What Is Fiduciary Duty?
It is the legal obligation of one party to act in the best interest of the other.
In a report titled "Advisor Title Trickery" (October 2016), the Small Investor Protection Association (SIPA) research stated that only 3% of registrants in the investment industry in Canada had fiduciary duty to their clients.
As a portfolio manager licensed with the Ontario, Alberta and B.C. Securities Commissions, High Rock is legally bound to provide fiduciary duty to our clients.

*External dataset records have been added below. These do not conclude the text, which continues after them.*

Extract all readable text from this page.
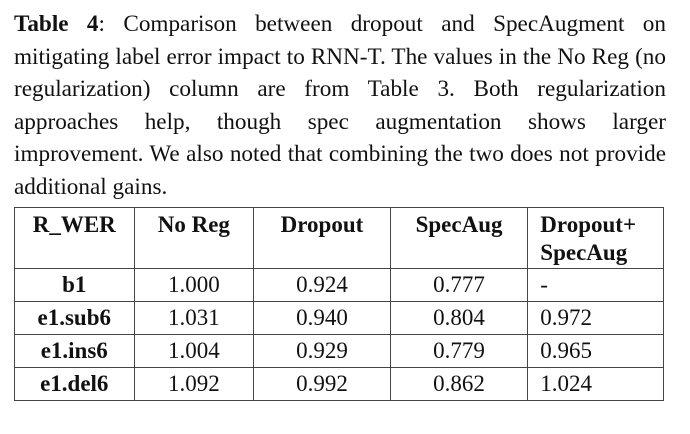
Table 4: Comparison between dropout and SpecAugment on mitigating label error impact to RNN-T. The values in the No Reg (no regularization) column are from Table 3. Both regularization approaches help, though spec augmentation shows larger improvement. We also noted that combining the two does not provide additional gains.
R_WER	No Reg	Dropout	SpecAug	Dropout+ SpecAug
b1	1.000	0.924	0.777	-
e1.sub6	1.031	0.940	0.804	0.972
e1.ins6	1.004	0.929	0.779	0.965
e1.del6	1.092	0.992	0.862	1.024
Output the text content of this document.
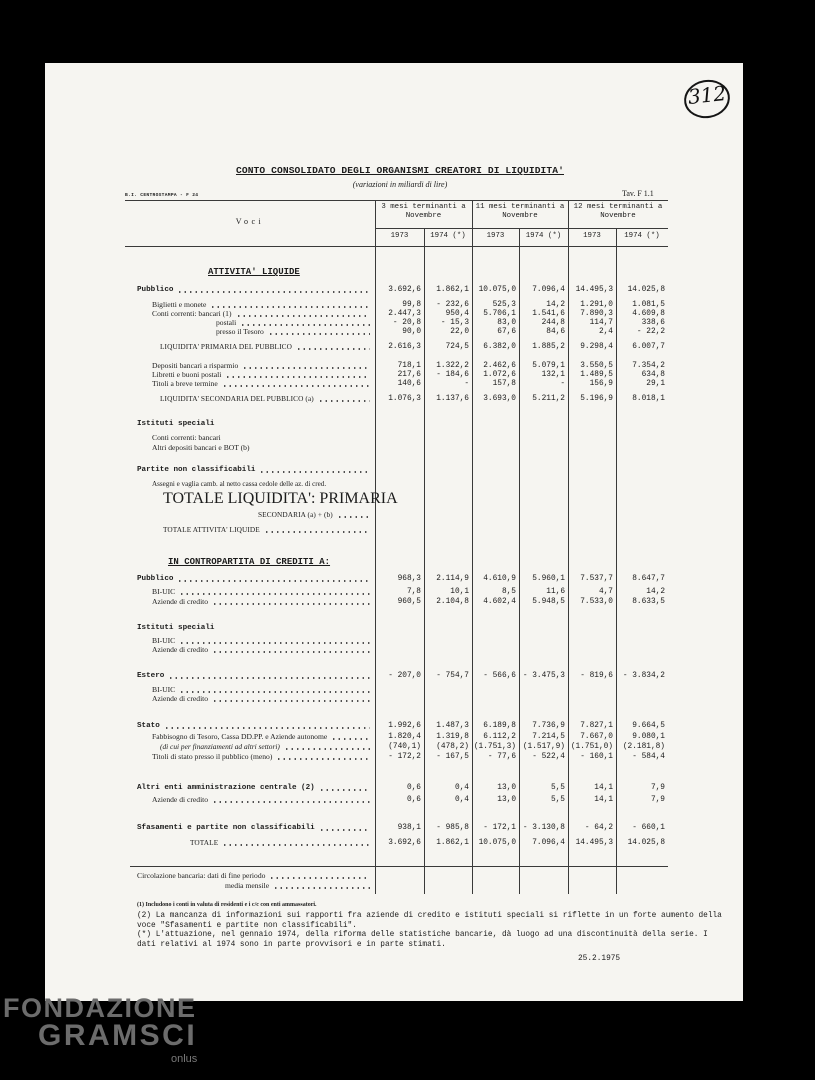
312
CONTO CONSOLIDATO DEGLI ORGANISMI CREATORI DI LIQUIDITA'
(variazioni in miliardi di lire)
B.I. CENTROSTAMPA - F 24	Tav. F 1.1
Voci
3 mesi terminanti a Novembre
11 mesi terminanti a Novembre
12 mesi terminanti a Novembre
1973	1974 (*)	1973	1974 (*)	1973	1974 (*)
ATTIVITA' LIQUIDE
Pubblico	3.692,6	1.862,1	10.075,0	7.096,4	14.495,3	14.025,8
Biglietti e monete	99,8	- 232,6	525,3	14,2	1.291,0	1.081,5
Conti correnti: bancari (1)	2.447,3	950,4	5.706,1	1.541,6	7.890,3	4.609,8
postali	- 20,8	- 15,3	83,0	244,8	114,7	338,6
presso il Tesoro	90,0	22,0	67,6	84,6	2,4	- 22,2
LIQUIDITA' PRIMARIA DEL PUBBLICO	2.616,3	724,5	6.382,0	1.885,2	9.298,4	6.007,7
Depositi bancari a risparmio	718,1	1.322,2	2.462,6	5.079,1	3.550,5	7.354,2
Libretti e buoni postali	217,6	- 184,6	1.072,6	132,1	1.489,5	634,8
Titoli a breve termine	140,6	-	157,8	-	156,9	29,1
LIQUIDITA' SECONDARIA DEL PUBBLICO (a)	1.076,3	1.137,6	3.693,0	5.211,2	5.196,9	8.018,1
Istituti speciali
Conti correnti: bancari
Altri depositi bancari e BOT (b)
Partite non classificabili
Assegni e vaglia camb. al netto cassa cedole delle az. di cred.
TOTALE LIQUIDITA': PRIMARIA
SECONDARIA (a) + (b)
TOTALE ATTIVITA' LIQUIDE
IN CONTROPARTITA DI CREDITI A:
Pubblico	968,3	2.114,9	4.610,9	5.960,1	7.537,7	8.647,7
BI-UIC	7,8	10,1	8,5	11,6	4,7	14,2
Aziende di credito	960,5	2.104,8	4.602,4	5.948,5	7.533,0	8.633,5
Istituti speciali
BI-UIC
Aziende di credito
Estero	- 207,0	- 754,7	- 566,6 - 3.475,3	- 819,6	- 3.834,2
BI-UIC
Aziende di credito
Stato	1.992,6	1.487,3	6.189,8	7.736,9	7.827,1	9.664,5
Fabbisogno di Tesoro, Cassa DD.PP. e Aziende autonome	1.820,4	1.319,8	6.112,2	7.214,5	7.667,0	9.080,1
(di cui per finanziamenti ad altri settori)	(740,1)	(478,2) (1.751,3) (1.517,9) (1.751,0)	(2.181,8)
Titoli di stato presso il pubblico (meno)	- 172,2	- 167,5	- 77,6	- 522,4	- 160,1	- 584,4
Altri enti amministrazione centrale (2)	0,6	0,4	13,0	5,5	14,1	7,9
Aziende di credito	0,6	0,4	13,0	5,5	14,1	7,9
Sfasamenti e partite non classificabili	938,1	- 985,8	- 172,1 - 3.130,8	- 64,2	- 660,1
TOTALE	3.692,6	1.862,1	10.075,0	7.096,4	14.495,3	14.025,8
Circolazione bancaria: dati di fine periodo
media mensile
(1) Includono i conti in valuta di residenti e i c/c con enti ammassatori.
(2) La mancanza di informazioni sui rapporti fra aziende di credito e istituti speciali si riflette in un forte aumento della voce "Sfasamenti e partite non classificabili".
(*) L'attuazione, nel gennaio 1974, della riforma delle statistiche bancarie, dà luogo ad una discontinuità della serie. I dati relativi al 1974 sono in parte provvisori e in parte stimati.
25.2.1975
FONDAZIONE
GRAMSCI
onlus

The Canadian Securities Administrators (CSA) is made up of each of the securities regulators from Canada's provinces and territories. In June of this year they announced a proposal to:
1) Address conflicts of interest in the best interest of the client
2) Put the client's interests first when making suitability determination
3) Provide clients with greater clarity on what they should expect from their registrants
Unfortunately, there is nothing in there about fiduciary duty. The current standard of care about investment suitability is only there to protect you at the moment of purchase. Beyond that you are (technically) on your own. A good advisor will, hopefully, monitor your investments and inform you when he/she believes that you may need to sell them if they are no longer suitable. However, they are not legally obligated to do so.
If they fail to tell you to sell them, they are not legally responsible because they do not have that fiduciary duty imposed on them.
As discretionary portfolio mangers, we, at High Rock, have the legal fiduciary duty to protect our clients capital and we do so by managing their risk across all the asset classes that we own in our collective portfolios.
Who would you rather have managing your family's wealth and future?